Electronic band structure and electrocatalytic performance of cu₃n nanocrystals

High-density discrete Cu₃N nanocrystals were deposited on XC-72 carbon black by plasma-enhanced atomic layer deposition (PEALD). This heterostructured noble-metal-free catalyst served as a high-performance electrocatalyst for enhanced oxygen reduction reaction (ORR). The electronic band structure of Cu₃N was determined by ultraviolet photoelectron spectroscopy (UPS) and UV-vis spectrophotometry. The work function (φ) of the Cu₃N nanocrystals was calculated to be 5.04 eV, which is lower than that of Pt (â5.60 eV). With lower energy barrier, Cu₃N would exhibit stronger electron transfer to cause ORR than typical Pt catalyst. The UPS analysis also confirmed the synergistic coupling effect between the Cu₃N nanocrystals and the carbon support.
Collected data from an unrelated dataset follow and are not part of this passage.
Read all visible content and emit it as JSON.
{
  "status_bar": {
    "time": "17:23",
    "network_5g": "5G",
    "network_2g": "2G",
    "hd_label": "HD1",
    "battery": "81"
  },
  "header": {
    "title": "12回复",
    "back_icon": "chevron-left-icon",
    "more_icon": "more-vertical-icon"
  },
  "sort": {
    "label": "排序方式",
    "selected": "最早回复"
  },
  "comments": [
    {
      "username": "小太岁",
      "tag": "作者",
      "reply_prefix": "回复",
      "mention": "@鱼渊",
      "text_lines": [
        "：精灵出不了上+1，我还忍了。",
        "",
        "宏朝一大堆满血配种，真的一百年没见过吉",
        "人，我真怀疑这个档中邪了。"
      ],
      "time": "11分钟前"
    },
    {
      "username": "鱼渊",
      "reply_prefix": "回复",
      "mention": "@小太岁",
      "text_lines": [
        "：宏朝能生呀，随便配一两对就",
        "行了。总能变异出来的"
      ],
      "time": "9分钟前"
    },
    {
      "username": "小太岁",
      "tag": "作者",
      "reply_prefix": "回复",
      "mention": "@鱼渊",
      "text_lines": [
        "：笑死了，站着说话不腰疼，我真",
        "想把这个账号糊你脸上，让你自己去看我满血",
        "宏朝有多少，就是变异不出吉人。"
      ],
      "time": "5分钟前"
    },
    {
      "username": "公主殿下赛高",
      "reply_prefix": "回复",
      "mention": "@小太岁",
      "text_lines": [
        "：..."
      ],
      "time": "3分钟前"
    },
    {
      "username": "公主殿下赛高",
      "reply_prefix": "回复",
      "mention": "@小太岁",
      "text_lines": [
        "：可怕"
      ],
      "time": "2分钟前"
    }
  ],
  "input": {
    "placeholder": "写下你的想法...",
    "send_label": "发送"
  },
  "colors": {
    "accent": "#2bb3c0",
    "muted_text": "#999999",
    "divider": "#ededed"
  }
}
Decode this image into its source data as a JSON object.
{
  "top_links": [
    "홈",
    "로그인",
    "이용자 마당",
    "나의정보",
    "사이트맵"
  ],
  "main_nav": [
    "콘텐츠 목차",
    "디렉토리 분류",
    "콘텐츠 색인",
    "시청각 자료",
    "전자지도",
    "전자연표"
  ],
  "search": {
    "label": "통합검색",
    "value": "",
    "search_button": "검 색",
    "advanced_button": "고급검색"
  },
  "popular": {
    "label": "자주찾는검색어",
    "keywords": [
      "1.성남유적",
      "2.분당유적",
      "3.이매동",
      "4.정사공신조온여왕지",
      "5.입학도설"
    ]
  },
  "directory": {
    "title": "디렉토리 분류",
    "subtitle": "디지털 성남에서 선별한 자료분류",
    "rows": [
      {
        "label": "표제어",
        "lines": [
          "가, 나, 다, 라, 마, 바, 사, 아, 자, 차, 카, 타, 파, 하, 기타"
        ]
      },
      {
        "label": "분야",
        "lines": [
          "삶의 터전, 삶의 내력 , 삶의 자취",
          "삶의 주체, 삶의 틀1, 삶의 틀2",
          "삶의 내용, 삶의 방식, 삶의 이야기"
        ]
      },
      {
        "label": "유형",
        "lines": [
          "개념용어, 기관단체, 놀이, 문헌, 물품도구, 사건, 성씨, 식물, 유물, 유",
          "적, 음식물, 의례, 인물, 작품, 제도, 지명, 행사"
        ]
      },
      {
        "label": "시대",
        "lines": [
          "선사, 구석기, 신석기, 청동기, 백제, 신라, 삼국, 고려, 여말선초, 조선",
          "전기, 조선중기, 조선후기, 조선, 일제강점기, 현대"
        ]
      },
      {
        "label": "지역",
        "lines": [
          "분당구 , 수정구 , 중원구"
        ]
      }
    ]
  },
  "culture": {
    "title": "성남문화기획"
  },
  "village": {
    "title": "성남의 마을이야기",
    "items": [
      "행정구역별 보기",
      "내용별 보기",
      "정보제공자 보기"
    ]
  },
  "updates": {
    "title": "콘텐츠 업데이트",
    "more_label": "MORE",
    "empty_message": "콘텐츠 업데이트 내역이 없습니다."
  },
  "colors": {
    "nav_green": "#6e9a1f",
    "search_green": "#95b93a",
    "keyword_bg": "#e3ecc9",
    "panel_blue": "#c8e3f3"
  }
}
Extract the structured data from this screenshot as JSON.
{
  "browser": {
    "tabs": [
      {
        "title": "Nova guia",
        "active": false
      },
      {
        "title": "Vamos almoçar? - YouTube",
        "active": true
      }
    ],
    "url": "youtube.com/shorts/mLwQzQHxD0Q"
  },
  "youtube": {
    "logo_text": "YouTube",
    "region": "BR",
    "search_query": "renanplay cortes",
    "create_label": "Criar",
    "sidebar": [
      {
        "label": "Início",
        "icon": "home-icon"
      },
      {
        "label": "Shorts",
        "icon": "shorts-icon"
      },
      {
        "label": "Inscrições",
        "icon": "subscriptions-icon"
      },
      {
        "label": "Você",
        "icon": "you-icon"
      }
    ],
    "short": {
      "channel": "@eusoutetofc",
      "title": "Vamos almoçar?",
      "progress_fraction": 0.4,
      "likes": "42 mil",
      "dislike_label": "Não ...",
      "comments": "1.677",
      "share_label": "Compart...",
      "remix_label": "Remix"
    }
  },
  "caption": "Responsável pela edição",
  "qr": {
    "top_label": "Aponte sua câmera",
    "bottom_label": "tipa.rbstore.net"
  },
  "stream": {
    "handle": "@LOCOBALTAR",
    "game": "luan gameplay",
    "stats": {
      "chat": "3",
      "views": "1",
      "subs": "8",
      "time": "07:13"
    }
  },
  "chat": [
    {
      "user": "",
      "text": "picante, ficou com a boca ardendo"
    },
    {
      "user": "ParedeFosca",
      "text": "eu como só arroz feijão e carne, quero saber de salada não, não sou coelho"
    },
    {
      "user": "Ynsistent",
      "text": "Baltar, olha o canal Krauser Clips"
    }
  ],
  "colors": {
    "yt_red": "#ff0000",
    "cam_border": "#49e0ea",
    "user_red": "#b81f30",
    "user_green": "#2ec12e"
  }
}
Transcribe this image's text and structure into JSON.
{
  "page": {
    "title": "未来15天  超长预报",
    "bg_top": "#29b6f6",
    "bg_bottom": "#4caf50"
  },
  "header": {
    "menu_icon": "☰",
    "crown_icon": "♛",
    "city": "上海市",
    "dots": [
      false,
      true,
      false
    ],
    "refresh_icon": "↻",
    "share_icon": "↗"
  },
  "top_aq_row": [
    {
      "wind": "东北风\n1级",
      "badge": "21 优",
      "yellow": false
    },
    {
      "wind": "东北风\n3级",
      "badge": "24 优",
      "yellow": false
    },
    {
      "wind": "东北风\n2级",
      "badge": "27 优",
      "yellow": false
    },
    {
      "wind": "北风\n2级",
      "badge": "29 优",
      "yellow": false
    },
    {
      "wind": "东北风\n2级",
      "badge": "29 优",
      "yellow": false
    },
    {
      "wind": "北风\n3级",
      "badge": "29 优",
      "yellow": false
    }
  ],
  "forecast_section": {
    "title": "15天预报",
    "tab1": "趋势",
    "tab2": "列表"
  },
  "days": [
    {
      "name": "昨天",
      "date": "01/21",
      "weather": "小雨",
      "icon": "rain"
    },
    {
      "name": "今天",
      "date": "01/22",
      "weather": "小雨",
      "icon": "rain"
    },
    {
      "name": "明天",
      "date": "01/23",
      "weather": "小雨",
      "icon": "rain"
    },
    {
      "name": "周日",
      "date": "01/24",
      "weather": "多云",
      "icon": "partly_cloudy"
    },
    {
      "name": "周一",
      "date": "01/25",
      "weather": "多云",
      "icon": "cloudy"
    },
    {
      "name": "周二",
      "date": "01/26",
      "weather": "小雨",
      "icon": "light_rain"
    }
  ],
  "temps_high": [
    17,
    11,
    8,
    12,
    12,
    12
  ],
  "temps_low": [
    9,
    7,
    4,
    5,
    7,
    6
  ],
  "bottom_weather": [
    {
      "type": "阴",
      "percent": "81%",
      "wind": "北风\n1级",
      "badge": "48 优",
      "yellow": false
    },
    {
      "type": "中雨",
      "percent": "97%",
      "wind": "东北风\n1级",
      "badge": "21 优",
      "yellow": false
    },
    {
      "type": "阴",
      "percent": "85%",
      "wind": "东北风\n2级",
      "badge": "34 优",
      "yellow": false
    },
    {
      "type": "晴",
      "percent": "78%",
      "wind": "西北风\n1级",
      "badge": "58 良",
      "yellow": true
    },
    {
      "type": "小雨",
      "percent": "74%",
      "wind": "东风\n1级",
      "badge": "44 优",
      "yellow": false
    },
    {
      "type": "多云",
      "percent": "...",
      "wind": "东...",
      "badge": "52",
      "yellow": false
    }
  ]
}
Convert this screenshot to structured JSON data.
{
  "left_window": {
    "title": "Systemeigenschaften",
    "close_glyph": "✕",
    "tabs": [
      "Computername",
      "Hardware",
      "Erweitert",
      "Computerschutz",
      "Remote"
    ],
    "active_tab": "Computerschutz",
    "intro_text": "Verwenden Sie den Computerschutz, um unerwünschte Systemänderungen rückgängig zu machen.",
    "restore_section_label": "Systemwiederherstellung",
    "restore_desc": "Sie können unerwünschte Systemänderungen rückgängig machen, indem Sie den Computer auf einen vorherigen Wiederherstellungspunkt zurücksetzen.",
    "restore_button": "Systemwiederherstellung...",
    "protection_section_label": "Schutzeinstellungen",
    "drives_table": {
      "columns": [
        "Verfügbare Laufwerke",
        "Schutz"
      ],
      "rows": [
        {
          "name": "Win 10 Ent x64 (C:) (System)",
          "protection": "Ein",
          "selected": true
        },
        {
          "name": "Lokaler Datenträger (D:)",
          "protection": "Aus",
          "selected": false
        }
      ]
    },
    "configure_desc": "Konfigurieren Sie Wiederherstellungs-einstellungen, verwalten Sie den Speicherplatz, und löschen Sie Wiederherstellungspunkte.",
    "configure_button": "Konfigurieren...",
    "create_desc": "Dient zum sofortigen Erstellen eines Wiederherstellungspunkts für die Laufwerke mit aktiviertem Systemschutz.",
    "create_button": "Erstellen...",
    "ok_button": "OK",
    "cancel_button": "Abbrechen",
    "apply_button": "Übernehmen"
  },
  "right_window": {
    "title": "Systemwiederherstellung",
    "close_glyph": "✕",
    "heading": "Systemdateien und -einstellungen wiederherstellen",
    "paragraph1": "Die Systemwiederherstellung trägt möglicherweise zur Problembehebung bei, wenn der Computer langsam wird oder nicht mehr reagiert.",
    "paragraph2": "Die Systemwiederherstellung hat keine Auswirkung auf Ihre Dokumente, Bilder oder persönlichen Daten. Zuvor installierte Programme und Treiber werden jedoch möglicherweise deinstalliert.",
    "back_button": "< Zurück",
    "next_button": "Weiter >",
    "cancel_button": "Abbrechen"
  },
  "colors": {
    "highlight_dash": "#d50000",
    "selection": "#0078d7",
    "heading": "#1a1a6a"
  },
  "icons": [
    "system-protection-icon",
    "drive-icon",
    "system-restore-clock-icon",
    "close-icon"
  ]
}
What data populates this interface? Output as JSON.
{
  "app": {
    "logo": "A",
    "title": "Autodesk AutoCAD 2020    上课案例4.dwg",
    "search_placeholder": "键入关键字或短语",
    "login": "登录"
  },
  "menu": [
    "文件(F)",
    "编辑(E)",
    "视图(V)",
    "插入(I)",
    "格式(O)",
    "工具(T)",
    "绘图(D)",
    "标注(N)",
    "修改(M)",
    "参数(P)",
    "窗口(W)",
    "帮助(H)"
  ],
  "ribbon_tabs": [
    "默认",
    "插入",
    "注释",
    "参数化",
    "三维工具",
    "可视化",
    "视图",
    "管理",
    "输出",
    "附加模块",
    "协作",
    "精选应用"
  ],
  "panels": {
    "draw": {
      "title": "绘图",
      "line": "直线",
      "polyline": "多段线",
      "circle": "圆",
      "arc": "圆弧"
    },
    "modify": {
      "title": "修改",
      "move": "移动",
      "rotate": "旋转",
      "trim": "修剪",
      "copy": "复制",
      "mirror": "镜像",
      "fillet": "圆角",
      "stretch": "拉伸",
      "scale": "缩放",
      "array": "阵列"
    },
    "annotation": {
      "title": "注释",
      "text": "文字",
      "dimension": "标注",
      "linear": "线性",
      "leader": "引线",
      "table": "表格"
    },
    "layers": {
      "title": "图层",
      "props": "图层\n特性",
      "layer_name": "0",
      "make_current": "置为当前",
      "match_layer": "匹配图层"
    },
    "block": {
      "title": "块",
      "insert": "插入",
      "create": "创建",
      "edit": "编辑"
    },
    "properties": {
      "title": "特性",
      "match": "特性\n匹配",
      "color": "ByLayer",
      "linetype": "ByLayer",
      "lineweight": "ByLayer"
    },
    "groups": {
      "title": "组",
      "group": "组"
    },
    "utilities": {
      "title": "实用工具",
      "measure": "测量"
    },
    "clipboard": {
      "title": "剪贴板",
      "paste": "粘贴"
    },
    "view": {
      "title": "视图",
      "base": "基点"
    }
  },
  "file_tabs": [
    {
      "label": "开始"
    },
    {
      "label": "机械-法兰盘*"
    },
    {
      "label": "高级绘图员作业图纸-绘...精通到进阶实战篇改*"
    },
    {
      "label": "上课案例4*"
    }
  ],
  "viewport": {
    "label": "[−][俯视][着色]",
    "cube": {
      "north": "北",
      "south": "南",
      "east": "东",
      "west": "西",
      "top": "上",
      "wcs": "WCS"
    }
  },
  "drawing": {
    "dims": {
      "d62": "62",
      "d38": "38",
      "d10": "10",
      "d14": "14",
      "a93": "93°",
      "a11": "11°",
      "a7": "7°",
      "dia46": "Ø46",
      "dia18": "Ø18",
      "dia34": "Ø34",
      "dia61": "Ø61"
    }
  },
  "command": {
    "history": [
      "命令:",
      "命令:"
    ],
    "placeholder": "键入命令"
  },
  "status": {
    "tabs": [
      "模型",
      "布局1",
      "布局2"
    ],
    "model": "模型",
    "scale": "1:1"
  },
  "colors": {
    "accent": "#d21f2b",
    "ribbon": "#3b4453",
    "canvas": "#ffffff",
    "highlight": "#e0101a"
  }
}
Coupled with the XC-72, the Cu₃N200/C showed even smaller φ (=4.34 eV) than pure Cu₃N nanocrystals. Thus, the Cu₃N200/C electrocatalyst prepared with 200 ALD cycles exhibited similar ORR catalytic activity, significantly improved mass activity, and potentially greater durability than its Pt/C counterpart in alkaline solution. The fabrication of Cu₃N by PEALD and its good performance in ORR suggest a promising alternative of non-noble-metal electrocatalyst for application in fuel cells.